This is a classic: The Imperial Harem: Women and Sovereignty in the Ottoman Empire by Leslie P. Peirce (Oxford University Press, 1993). In this excellent text, Peirce presents a nuanced understanding of the Ottoman harem and its dynastic politics for a western audience.
To start, Peirce explains what the imperial harem was and what it decidedly was not. Orientalist assumptions have profoundly colored how westerners understood the harem, painting sexually lurid pictures. In fact, the harem was not especially sexual but was rather the place where the sultan’s family (his mother, consorts, children, and many, many slave servants) resided. Peirce emphasizes that part of this misunderstanding has come from modern western ideas of public vs private space (something which many historians of queenship are not doubt familiar). While the harem had restricted access, it was a space of power. Even the sultan was generally secluded; Peirce helps readers visualize this by describing how power in the Ottoman world was a function of outer to inner, rather than down to up as in many western places. The closer one moved inward, to the sultan, the greater that person’s power.

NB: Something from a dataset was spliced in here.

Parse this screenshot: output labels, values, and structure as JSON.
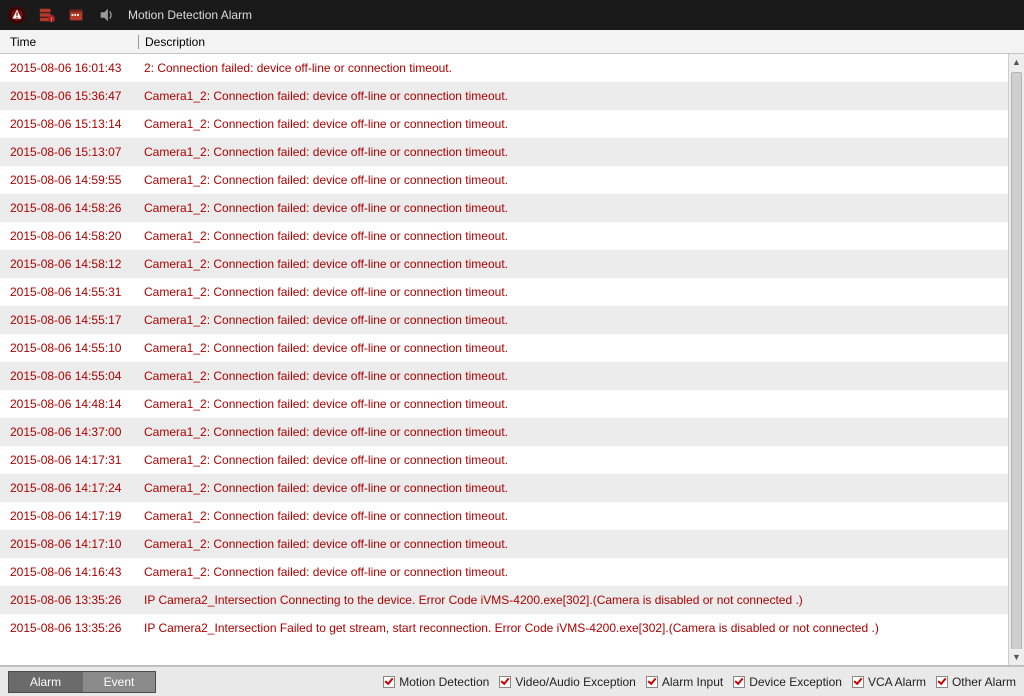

In order to understand the vital role women played in Ottoman sovereignty, Peirce next explains the dynasty’s reproductive strategies and succession practices. Although the first couple of Ottoman rulers made dynastic marriages, that practice quickly came to a halt as the family increased their power. As the premier dynasty in the region, the Ottomans had no need for legitimation through alliances. The trade-off of outside family alliances was not seen as worth the high-status brides. Consequently, the dynasty turned to reproduction through slave concubines, initially following a one mother-one son policy, which was broken in the 1500s. Because the Ottoman dynasty was of such high status, concubines who birthed sons were retroactively ennobled. This enabled these mothers to serve as part of the ruling dynasty.
Initially, when a prince reached his majority (late teens), he was sent to rule in a provincial city. His mother went with him, and was his main protector and one of his main advisors. This was a high-stakes duty because the dynasty practiced widespread fratricide until the end of the sixteenth century. The Ottoman dynasty as a whole was always regarded as more important than any individual, which sometimes led to fathers executing sons who threatened (or were thought to threaten) the father’s rule. A mother whose son did not became sultan was likely to lose her son to strangulation. In the generations after Süleyman (known as “the Magnificent” in the west), the pattern of father-son succession changed to that of seniority: the eldest male in the dynasty succeeded. A number of elements caused this transition, but the main causes were the ending of princely careers (the princes did not go to the provinces by stayed in the palace), the cessation of fratricide, the sedentarization of the dynasty as offensive war slowed, and the succession of several young sultans. These were all interrelated. When a young sultan who had not proven his reproductive capacity succeeded, it was unwise to execute his brothers and risk the extinction of the dynasty. With the princes remaining in the palace, they were not permitted to reproduce and thereby achieve full adulthood, which meant by around 1600 and beyond, every sultan was of unproven reproductive capacity. Fratricide was also more difficult for the populace to accept when it happened in Istanbul, in prominent view (one sultan was buried with his nineteen underage sons, killed by their elder half-brother). With a series of unproven sultans, the queen mother – valide sultan – became the glue that held the Ottoman dynasty together.
Peirce explains how the power of early sultans’ favorites, such as Hurrem the favorite of Süleyman, ultimately led to an increase in the power the valide sultan exercised in the 1600s. This power became institutionalized, and was reflected in the massive public works that queen mothers undertook and the huge stipends they received. Since valide sultans were beyond their sexual years (even if they were physically able, they were seen as socially past that stage of life), they were held in higher esteem and possessed greater power and influence than the sultan’s concubines. With the changed mode of succession, the “the relationship between mother and son … became the fundamental dynastic bond, in terms not only of its political utility … but also its public celebration” (229). The valide sultan represented the elder generation and so was the head of the dynastic family. She might even be called on to sanction the deposition of one sultan and his replacement by another Ottoman, again emphasizing how sovereignty was vested in the family as a whole. Her role was particularly important during the early 1600s when a series of youthful and incompetent sultans ruled, but waned over time. Her official role could not infringe on sultanic authority.
Peirce’s work excellently showcases how the early-modern Ottoman state relied on a family model of rule, although the sultan was obviously supreme. The valide sultan’s role was not a corruption of sovereignty but a necessary part of dynastic rule. The book also details how princesses, through their marriages to high-ranking officials, helped their mothers form blocs of power that could ultimately benefit their brothers. In the Ottoman system, “the principal tension within the dynastic family was generational competition for power” (285). As the family elder, the valide sultan had a vital role, although she could not obstruct the sultan’s exercise of power.